Desir angin seolah membawaku terbang bersamanya. Membawa perasaan dan fisik yang telah merasa lelah. Terombang-ambing menuju tempat terindah dan nyaman. Aku yang kala itu bersama Dira di pantai Kuta, merasakan surge dunia bersandar dibahunya sambil menatap langit biru yang penuh ketenangan.

"Yuna, boleh aku mengatakan sesuatu?" kata Dira dengan lembutnya
"Tentu saja boleh. Kamu ingin mengatakan apa?" jawabku sambil bersandar dibahunya.
"Jujur, aku merasa nyaman bersamamu. Aku merasa kamu adalah penenang hidupku. Kamu mau gak menjadi bagian dari hidup aku?" tanya Dira penuh keseriusan.
"Apa kamu sudah pikirkan ini baik-baik? aku juga merasa hal yang sama, tapi ada satu hal yang kamu perlu ketahui dari aku. Aku yakin kalau kamu mendengar ini, kamu akan merasa aku tak pantas untukmu" kataku berusaha menjelaskan yang sebenarnya.
"Apa yang aku tidak ketahui dari kamu? katakan saja. aku akan berusaha menerima kekuranganmu karena itulah kekuatan cintaku." jawab Dira sambil meyakinkanku
"Aku sakit. Sakit yang tak bisa diobati dan hanya dengan menutup mata selamanya yang dapat melepaskan aku dari rasa sakitku" kata terakhirku yang menutup mata dan Tuhan mengisyaratkan aku untuk pergi bersama-Nya.
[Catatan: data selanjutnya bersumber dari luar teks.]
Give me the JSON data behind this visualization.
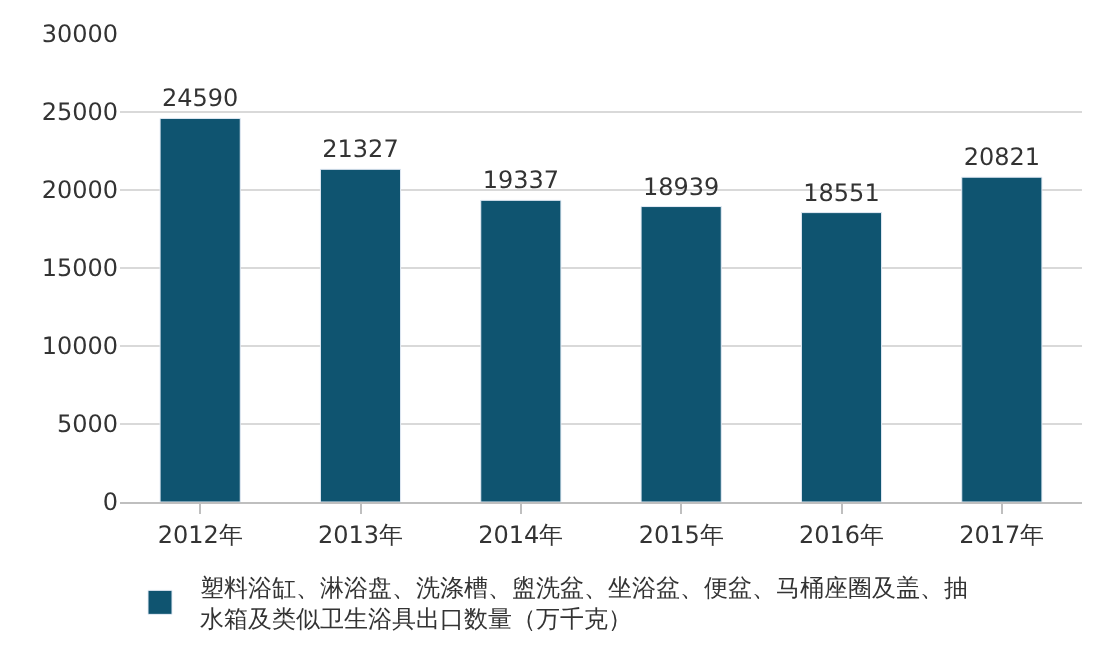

Dalam hati kecilku berkata:
Aku Gadis Pengidap HIV/AIDS tak pantas bersamamu. Tak pantas menjadi bagian dari kehidupanmu yang indah. Aku hanya ingin terlepas dari belenggu kehidupan pahit yang tak pantas orang lain bersimpati dan berempati kepadaku.

Angin pantai telah membawa nyawaku ikut bersamanya. berpetualang dilangit luas untuk menuju tempat terindah dan meninggalkan segala yang ada bahkan seseorang yang aku sayang. Maafkan aku yang telah meninggalkanmu. Maafkan aku tak bisa menjadi bagian dari hidupmu. Tuhan tak memberi aku waktu untuk menikmati indahnya bersamamu. Biarkan aku menjadi bagian dari kenangan dalam hidupmu.